Another possible cause of a seizure is a mass inside the brain, such as a brain tumor. I recalled that the child’s eyes had been gazing to one side during her seizure, and now I noticed that, even though the seizure had stopped, she was holding her left arm and leg in an oddly stiff posture. The subtle asymmetry of her eyes and extremities suggested to me that this child’s seizure was focal. Focal seizures may be triggered by something going wrong in a specific location in the brain. The problem can sometimes turn out to be, among other things, a tumor. An MRI scan went on the to-do list. I was not going to send this child home tonight.
Some children’s brains are simply prone to having seizures. We say that such a child has a seizure disorder, which is also known as epilepsy. We think there is some area of scar tissue or other irregularity in the brain’s cortex that acts as an “irritable focus”; it can suddenly trigger a seizure, frequently with no provocation at all. This irritable focus often shows up on an electroencephalogram (EEG), a recording of the brain’s spontaneous electrical activity. Fortunately, some medications can decrease the frequency of seizures in people with epilepsy. The drugs have some side effects, but most patients can live healthy and active lives. However, the focal nature of the seizure I had just witnessed had me very worried that this little girl might have something worse inside her brain.
I telephoned a pediatric colleague and arranged for the child to be transported to the hospital. I checked the reports in the computer as they came in over the next couple of days. I was pleasantly surprised to find that her spinal fluid was normal, her MRI did not show a tumor or any other abnormality, and her EEG showed perfectly normal brain activity with no sign of a seizure focus. The pediatric neurologist decided that she did not have epilepsy and did not need to be treated with anticonvulsant medication.

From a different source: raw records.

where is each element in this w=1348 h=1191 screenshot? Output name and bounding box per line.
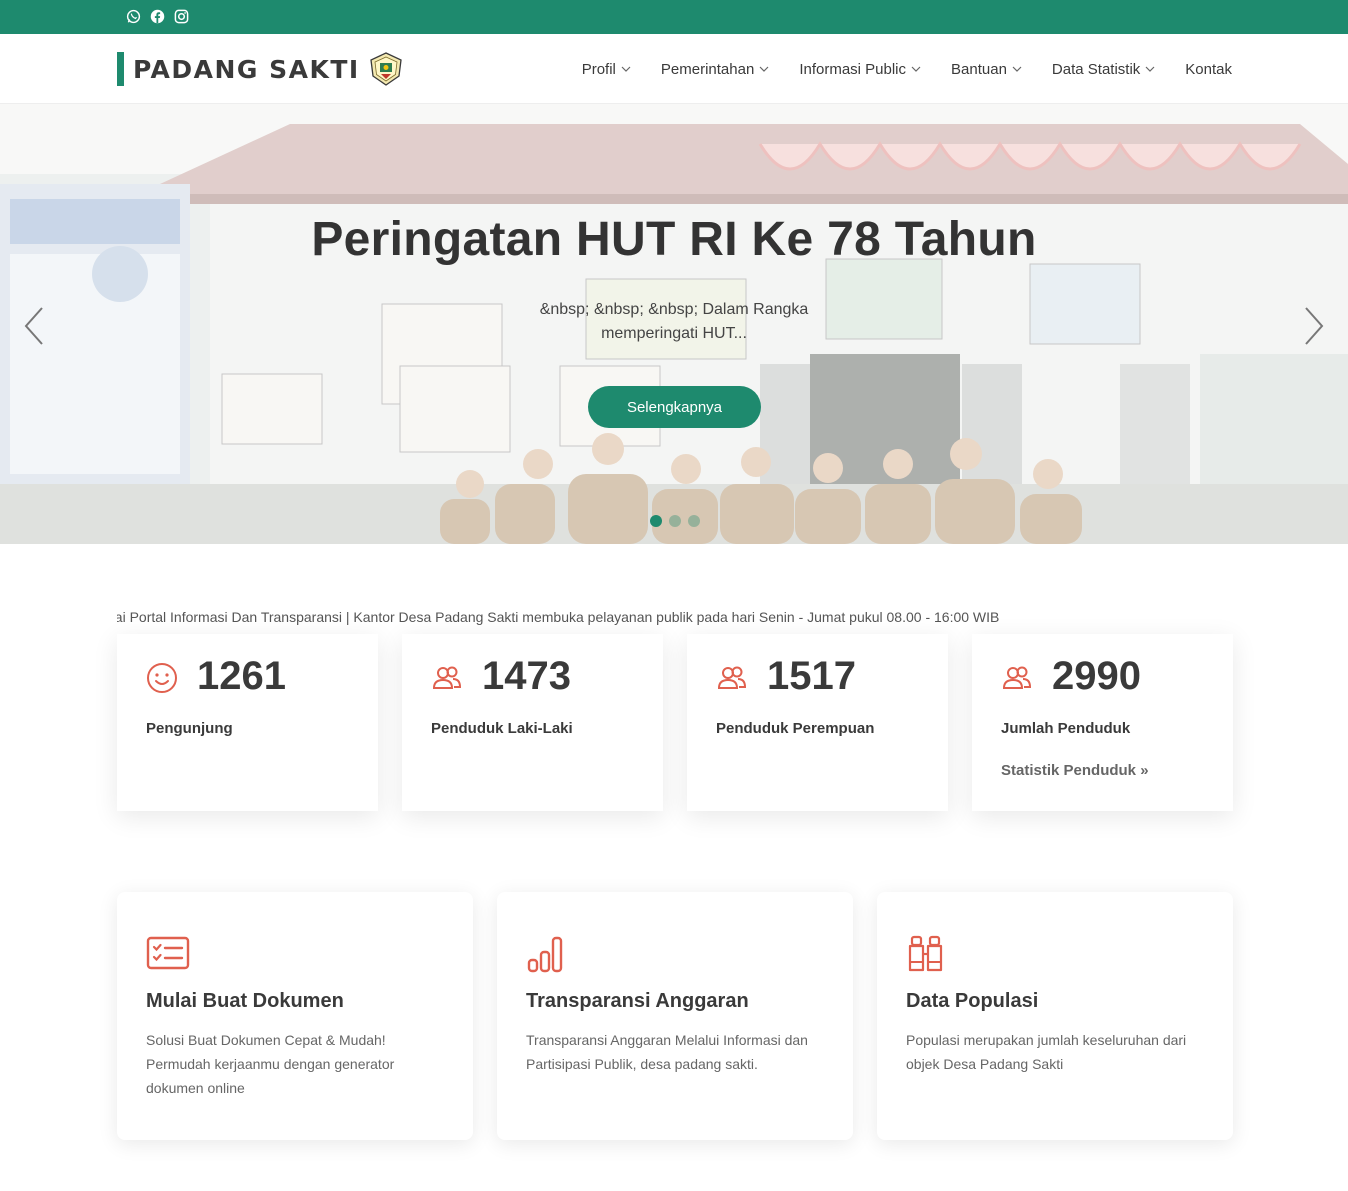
- smile-icon: [146, 662, 178, 694]
- stat-label: Penduduk Laki-Laki: [431, 720, 573, 737]
- nav-label: Pemerintahan: [660, 60, 755, 78]
- slider-dot-1[interactable]: [650, 515, 662, 527]
- hero-title: Peringatan HUT RI Ke 78 Tahun: [311, 213, 1037, 266]
- read-more-button[interactable]: Selengkapnya: [588, 386, 761, 428]
- main-navigation: Profil Pemerintahan Informasi Public Ban…: [552, 34, 1232, 104]
- users-icon: [431, 662, 463, 694]
- stat-label: Jumlah Penduduk: [1001, 720, 1131, 737]
- nav-informasi-public[interactable]: Informasi Public: [799, 61, 921, 78]
- chevron-down-icon: [1145, 66, 1155, 72]
- stat-value: 1473: [482, 654, 571, 698]
- chevron-down-icon: [759, 66, 769, 72]
- brand-accent-bar: [117, 52, 124, 86]
- nav-label: Informasi Public: [799, 60, 907, 78]
- feature-description: Transparansi Anggaran Melalui Informasi …: [526, 1032, 808, 1072]
- feature-title: Data Populasi: [906, 990, 1039, 1012]
- feature-title: Mulai Buat Dokumen: [146, 990, 344, 1012]
- bar-chart-icon: [526, 934, 570, 974]
- slider-next-arrow-icon[interactable]: [1302, 306, 1326, 346]
- feature-card-budget-transparency[interactable]: Transparansi Anggaran Transparansi Angga…: [497, 892, 853, 1140]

She is home now, and doing wonderfully. With any luck she’ll never have another episode like this one. So why did she have a seizure? We can’t explain it, other than to chalk it up to the mystery of a child’s brain. In this case, I was delighted to have been wrong.
Mark Cohen is a pediatrician with Kaiser Permanente in Santa Clara, California. The cases described in Vital Signs are real, but names and other details have been changed.